Deciding the optimal number of clusters from the elbow graph depends on where the “bend” of the graph is. If there is not a distinct bend in the graph, like for the one above, the optimal number of clusters is decided to the k in which the total within the sum of squares is not reduced by much more going to another k. For our plot, that number is k = 6.
Unsupervised Clustering
After deciding on the optimal number of clusters, the kmeans function from the stats package is applied to the three numerical variables; age, income and spending score respectively, and the ggplot function is used to plot our clustering results.The ggplot allows for visualization of the different clusters.
Observations:
Cluster 1 are customers who have a relatively large income, but low spending score.
Clusters 2 and 5 are customers who have a medium-income and medium spending score.
Cluster 3 represents customers with low income and a low spending score.
Cluster 4 represents customers with a low income and high spending score
Cluster 6 represents customers with a high income and a high spending score.
The mall wants to make sure they address the needs of the customers belonging to both of these clusters to make sure they can retain them.
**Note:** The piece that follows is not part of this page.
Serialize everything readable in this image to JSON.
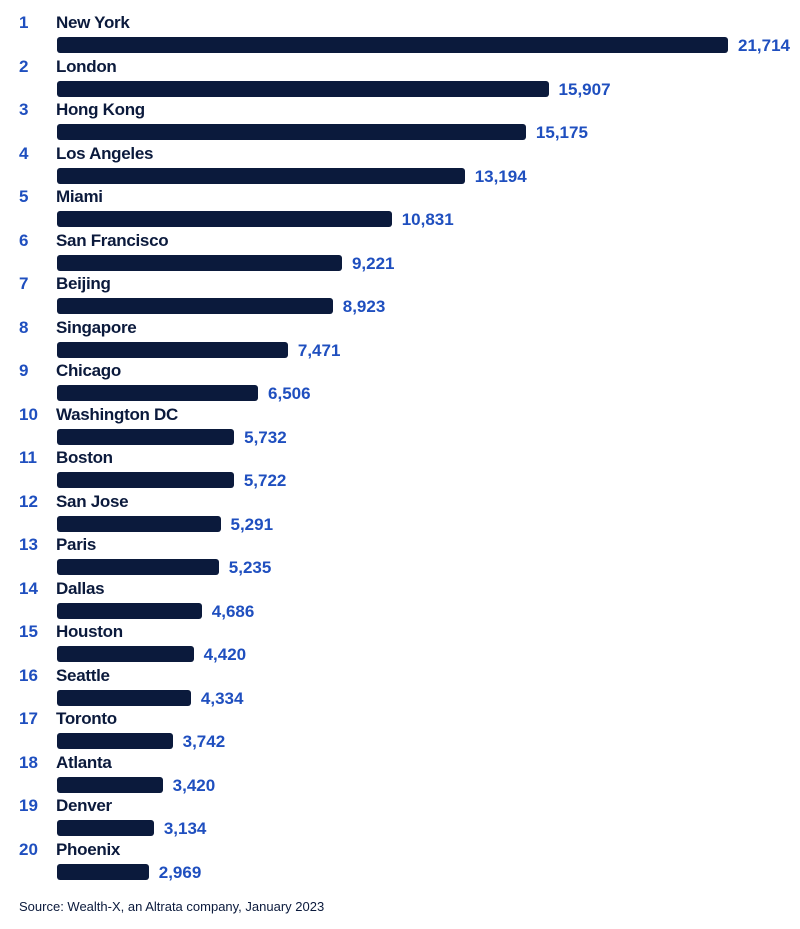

The visual cluster analysis of age vs. spending score does not provide much value to the mall, however methods such as age-specific functionality/service upgrades could perhaps increase the spending score of certain customers.
Observations:
The visual cluster analysis of age vs. spending score does not provide much value to the mall, however methods such as age-specific functionality/service upgrades could perhaps increase the spending score of certain customers.
Conclusion
Through the data exploration and k-means algorithm completed above, it is clear that there are no real outliers or surprising findings. Age, income and spending score are distributed as expected, and the effect of gender on these does not cause much variation. The K-means algorithm produces six customer clusters which the mall management may find useful for future expansion and marketing targeting.